Charles Barasch's NYT felt equally hard (i.e., not all that hard for a Friday puzzle). His grid features four 15-letter entries near the outer edges, interlocking at the corners. I liked the idiomatic STRANGE GOINGS-ON ([Unexplained phenomena]), the THRILLA IN MANILA, the PRISONER OF ZENDA, and a CAST OF THOUSANDS. Also the jail sentence, FIVE TO TEN; PASSING FAD; PUTT OUT; [Swing alternative] for ROCK music; the TOVES from "Jabberwocky"; and [Put down] for PENNED (as in "put down on paper").
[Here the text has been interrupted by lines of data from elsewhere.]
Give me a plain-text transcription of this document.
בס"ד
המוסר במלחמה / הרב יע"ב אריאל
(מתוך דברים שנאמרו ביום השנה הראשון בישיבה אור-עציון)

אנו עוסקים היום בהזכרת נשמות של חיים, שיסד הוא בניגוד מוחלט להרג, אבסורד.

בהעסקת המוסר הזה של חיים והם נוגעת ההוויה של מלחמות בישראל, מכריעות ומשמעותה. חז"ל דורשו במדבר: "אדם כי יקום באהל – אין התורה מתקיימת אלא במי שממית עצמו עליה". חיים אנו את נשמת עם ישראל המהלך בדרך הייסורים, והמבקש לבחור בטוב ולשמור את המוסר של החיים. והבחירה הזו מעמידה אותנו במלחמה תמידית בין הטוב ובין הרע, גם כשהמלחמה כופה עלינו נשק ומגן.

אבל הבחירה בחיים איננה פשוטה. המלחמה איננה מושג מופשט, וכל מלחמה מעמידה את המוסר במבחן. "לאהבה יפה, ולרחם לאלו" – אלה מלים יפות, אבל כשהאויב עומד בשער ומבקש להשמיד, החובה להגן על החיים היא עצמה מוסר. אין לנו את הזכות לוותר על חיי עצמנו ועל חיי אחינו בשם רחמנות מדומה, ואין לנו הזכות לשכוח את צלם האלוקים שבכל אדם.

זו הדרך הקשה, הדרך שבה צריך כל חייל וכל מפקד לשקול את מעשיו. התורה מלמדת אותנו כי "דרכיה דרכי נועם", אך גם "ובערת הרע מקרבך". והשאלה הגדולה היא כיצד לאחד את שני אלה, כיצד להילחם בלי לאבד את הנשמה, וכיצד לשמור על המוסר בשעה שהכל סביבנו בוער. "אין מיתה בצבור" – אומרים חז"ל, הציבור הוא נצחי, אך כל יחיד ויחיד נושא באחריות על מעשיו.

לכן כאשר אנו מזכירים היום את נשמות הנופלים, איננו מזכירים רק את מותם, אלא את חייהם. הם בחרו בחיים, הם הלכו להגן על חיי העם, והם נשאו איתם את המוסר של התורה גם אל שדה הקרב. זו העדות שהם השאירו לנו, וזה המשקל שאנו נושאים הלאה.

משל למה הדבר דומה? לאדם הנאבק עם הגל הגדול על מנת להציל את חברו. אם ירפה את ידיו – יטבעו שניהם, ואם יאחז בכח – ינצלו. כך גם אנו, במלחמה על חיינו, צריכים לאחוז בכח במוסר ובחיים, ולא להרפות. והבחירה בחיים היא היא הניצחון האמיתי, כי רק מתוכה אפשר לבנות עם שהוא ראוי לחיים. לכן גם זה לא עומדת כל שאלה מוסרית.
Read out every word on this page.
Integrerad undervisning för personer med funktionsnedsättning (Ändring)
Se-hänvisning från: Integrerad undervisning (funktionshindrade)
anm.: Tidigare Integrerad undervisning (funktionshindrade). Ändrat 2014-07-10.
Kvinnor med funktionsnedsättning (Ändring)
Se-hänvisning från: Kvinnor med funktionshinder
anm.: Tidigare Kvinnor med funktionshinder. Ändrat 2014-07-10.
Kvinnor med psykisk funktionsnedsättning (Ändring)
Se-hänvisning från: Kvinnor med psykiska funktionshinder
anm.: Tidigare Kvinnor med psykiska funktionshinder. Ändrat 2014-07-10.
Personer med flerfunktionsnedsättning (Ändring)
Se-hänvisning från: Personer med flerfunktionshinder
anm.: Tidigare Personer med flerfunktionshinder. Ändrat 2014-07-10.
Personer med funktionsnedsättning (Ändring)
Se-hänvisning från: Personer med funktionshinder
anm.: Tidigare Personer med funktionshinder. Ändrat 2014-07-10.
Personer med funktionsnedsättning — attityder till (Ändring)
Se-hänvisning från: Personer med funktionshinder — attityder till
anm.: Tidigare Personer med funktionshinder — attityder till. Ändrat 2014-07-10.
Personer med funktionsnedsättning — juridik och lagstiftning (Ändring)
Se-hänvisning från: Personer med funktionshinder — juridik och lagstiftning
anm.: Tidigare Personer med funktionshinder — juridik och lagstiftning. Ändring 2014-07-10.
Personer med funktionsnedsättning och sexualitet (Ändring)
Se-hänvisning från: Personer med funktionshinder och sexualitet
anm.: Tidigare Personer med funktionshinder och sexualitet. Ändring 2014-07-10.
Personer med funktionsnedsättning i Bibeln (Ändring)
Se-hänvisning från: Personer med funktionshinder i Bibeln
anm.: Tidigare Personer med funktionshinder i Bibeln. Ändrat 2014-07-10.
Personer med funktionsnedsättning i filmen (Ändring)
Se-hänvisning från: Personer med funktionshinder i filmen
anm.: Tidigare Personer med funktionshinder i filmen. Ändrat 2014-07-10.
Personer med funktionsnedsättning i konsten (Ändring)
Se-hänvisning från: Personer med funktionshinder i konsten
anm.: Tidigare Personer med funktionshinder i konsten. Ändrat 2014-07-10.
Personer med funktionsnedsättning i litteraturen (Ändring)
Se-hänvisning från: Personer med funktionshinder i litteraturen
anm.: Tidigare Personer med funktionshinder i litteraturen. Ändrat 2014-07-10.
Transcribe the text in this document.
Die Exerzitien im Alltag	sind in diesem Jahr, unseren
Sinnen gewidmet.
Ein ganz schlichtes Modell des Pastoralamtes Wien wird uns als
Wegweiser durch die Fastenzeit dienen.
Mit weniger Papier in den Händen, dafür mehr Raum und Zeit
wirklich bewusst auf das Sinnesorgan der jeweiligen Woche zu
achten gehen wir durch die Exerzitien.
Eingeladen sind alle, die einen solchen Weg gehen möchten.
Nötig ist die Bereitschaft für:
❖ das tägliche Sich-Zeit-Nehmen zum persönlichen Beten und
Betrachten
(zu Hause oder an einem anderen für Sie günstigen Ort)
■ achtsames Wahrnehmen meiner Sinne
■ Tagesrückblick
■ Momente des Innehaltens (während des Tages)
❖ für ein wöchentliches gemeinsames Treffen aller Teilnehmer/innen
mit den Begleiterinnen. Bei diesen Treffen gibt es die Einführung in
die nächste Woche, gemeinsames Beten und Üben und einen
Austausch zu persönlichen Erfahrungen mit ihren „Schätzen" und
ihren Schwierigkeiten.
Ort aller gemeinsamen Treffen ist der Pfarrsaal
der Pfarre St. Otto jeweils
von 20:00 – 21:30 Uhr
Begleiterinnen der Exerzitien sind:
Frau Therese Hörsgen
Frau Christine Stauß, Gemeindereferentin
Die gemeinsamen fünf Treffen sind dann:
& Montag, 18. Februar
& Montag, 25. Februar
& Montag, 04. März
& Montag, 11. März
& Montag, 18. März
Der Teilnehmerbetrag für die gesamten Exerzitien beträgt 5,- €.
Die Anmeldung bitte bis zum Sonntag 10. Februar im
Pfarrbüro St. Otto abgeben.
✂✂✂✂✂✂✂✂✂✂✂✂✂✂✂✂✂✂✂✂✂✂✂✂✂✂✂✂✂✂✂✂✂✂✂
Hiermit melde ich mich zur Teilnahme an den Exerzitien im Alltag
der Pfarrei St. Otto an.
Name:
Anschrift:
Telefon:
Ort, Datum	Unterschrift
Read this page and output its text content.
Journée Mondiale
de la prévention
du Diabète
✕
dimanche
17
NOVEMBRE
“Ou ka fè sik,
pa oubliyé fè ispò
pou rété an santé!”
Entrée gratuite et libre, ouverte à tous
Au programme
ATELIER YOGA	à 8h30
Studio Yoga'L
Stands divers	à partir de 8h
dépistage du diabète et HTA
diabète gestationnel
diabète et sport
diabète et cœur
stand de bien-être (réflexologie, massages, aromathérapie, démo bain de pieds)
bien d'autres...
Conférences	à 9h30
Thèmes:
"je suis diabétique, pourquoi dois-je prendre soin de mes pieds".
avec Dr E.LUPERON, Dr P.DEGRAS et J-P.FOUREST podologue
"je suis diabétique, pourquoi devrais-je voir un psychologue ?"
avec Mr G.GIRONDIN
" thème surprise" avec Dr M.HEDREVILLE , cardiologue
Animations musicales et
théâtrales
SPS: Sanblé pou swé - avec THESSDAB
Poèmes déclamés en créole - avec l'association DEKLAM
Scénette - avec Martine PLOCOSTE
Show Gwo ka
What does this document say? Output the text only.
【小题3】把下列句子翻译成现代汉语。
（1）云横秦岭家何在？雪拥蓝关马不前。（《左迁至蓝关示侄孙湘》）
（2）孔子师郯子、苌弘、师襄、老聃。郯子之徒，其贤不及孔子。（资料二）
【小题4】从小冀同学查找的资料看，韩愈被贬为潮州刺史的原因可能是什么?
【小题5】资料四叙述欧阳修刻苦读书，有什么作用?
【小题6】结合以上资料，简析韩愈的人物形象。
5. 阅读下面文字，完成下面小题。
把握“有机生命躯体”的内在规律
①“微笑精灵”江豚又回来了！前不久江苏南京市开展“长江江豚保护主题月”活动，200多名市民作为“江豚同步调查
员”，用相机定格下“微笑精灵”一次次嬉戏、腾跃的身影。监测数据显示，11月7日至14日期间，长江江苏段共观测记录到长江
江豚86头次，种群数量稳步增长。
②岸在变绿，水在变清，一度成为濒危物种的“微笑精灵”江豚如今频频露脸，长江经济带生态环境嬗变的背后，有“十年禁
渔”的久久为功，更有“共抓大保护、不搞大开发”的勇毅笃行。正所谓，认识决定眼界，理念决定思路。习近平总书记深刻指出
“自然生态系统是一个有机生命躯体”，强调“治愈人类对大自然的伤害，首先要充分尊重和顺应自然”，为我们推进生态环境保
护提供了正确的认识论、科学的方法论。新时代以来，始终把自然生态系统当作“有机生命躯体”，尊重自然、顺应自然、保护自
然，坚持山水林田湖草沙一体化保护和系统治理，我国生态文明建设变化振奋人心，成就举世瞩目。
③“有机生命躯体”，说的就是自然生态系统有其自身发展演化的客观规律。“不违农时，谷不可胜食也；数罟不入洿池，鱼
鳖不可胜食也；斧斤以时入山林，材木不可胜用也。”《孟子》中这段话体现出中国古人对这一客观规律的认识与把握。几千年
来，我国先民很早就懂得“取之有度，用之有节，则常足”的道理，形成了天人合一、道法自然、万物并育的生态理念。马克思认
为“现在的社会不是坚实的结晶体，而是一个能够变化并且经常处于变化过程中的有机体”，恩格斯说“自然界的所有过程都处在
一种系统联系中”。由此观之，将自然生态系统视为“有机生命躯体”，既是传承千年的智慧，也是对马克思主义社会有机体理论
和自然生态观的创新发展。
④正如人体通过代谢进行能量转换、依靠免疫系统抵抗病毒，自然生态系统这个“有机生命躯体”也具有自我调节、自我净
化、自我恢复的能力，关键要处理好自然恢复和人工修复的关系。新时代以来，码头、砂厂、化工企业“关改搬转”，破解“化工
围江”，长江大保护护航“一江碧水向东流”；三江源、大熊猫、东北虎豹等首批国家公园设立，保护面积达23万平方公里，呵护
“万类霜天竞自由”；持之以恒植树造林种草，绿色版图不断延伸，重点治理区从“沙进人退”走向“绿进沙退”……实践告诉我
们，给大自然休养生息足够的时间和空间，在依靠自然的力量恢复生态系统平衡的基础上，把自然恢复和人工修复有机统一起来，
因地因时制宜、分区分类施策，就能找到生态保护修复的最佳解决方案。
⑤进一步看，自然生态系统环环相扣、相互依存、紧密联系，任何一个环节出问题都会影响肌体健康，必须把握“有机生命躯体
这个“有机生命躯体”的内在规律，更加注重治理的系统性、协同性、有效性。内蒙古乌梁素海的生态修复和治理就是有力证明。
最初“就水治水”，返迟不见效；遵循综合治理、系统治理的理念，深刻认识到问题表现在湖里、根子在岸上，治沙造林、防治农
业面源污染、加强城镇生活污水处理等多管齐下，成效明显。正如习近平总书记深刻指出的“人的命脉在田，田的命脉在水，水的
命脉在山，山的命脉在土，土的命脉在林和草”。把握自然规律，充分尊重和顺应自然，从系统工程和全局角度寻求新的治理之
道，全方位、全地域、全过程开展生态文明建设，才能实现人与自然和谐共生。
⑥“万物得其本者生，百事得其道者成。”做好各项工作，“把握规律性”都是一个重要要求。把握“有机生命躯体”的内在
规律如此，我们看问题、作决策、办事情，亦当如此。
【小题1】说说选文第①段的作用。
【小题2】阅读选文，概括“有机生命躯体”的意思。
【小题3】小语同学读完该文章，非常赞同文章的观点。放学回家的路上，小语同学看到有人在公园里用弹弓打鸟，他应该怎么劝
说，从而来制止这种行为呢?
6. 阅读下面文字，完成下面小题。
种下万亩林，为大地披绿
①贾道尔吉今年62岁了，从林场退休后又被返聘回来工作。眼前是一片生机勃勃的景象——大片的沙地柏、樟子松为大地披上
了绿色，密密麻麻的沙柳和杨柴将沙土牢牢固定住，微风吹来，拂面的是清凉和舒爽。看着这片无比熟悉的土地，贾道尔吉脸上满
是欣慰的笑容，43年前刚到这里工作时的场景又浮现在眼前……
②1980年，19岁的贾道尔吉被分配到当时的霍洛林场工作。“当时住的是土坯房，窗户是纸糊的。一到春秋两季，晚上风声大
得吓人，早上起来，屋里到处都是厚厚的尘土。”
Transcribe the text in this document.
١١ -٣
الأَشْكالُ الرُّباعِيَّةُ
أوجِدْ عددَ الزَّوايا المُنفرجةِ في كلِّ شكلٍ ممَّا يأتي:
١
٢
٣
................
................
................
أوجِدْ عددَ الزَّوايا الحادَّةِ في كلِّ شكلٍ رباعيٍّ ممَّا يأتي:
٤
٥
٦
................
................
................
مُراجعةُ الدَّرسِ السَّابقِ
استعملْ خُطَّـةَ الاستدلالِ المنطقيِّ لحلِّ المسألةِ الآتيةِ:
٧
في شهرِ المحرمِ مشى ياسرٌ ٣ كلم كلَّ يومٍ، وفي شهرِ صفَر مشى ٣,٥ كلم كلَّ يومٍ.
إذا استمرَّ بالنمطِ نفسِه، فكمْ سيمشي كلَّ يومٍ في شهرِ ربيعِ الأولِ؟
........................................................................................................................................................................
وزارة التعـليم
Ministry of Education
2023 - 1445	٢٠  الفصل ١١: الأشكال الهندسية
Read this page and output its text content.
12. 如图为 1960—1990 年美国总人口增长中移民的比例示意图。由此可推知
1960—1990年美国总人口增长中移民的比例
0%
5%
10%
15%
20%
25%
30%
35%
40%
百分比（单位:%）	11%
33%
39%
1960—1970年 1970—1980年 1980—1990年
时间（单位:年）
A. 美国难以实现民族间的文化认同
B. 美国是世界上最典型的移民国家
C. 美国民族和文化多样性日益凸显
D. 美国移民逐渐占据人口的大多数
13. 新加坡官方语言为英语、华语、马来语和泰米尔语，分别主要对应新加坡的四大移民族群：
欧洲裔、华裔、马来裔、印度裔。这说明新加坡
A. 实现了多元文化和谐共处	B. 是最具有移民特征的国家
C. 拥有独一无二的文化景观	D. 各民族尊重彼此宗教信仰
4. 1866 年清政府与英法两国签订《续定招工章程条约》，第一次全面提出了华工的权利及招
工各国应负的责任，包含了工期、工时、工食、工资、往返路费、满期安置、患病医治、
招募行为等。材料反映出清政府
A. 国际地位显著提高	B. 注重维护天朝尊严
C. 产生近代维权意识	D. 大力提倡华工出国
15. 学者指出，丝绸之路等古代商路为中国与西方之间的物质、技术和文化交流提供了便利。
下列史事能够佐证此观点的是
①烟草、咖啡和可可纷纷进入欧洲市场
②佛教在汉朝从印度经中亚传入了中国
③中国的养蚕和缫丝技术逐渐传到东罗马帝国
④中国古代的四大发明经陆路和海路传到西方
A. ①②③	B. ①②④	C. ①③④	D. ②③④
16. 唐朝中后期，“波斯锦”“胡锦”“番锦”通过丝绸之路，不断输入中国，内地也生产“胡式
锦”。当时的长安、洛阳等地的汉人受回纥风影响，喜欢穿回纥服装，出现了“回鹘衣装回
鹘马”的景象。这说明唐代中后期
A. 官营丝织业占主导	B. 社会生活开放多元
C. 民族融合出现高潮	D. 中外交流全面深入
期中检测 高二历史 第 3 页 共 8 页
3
Words that came out of nowhere but, fortunately, had crossings I knew: the AUBE River that feeds the SEINE; home-run champ Tony ARMAS; SETOSE (hello, derivative of crosswordese SETA!); AHERNE for [Brian of "Juarez," 1939], and Henry Clay's Lexington, KY, estate, ASHLAND.
Merl Reagle has come up with 14 MEN'S NAMES to play a word game with in "Who's the Guy in the Back?" (his Sunday puzzle for the Philadelphia Inquirer and other papers). You might ask, "Why isn't this paragraph so ___, ___?" And I'd reply, "Well, if I wrote more, I'd end up giving away the answers, and I don't want to deprive you of that fun." (I'm almost done with Volume 1 of Merl Reagle's Sunday Crosswords and will have to order another volume or two soon.)
Manny Nosowsky's Wall Street Journal puzzle marks the Chinese New Year with a dozen theme entries.
In Frank Virzi's Chronicle of Higher Education crossword, "Designer Genes," I learned that the wags working in Drosophila genetics have given no fewer than six nonscientific-sounding names to fruit fly genes.
Elsewhere, there's a quip puzzle from CrosSynergy's Patrick Jordan and a move-the-S-to-the-other-word puzzle from Timothy Powell in the LA Times.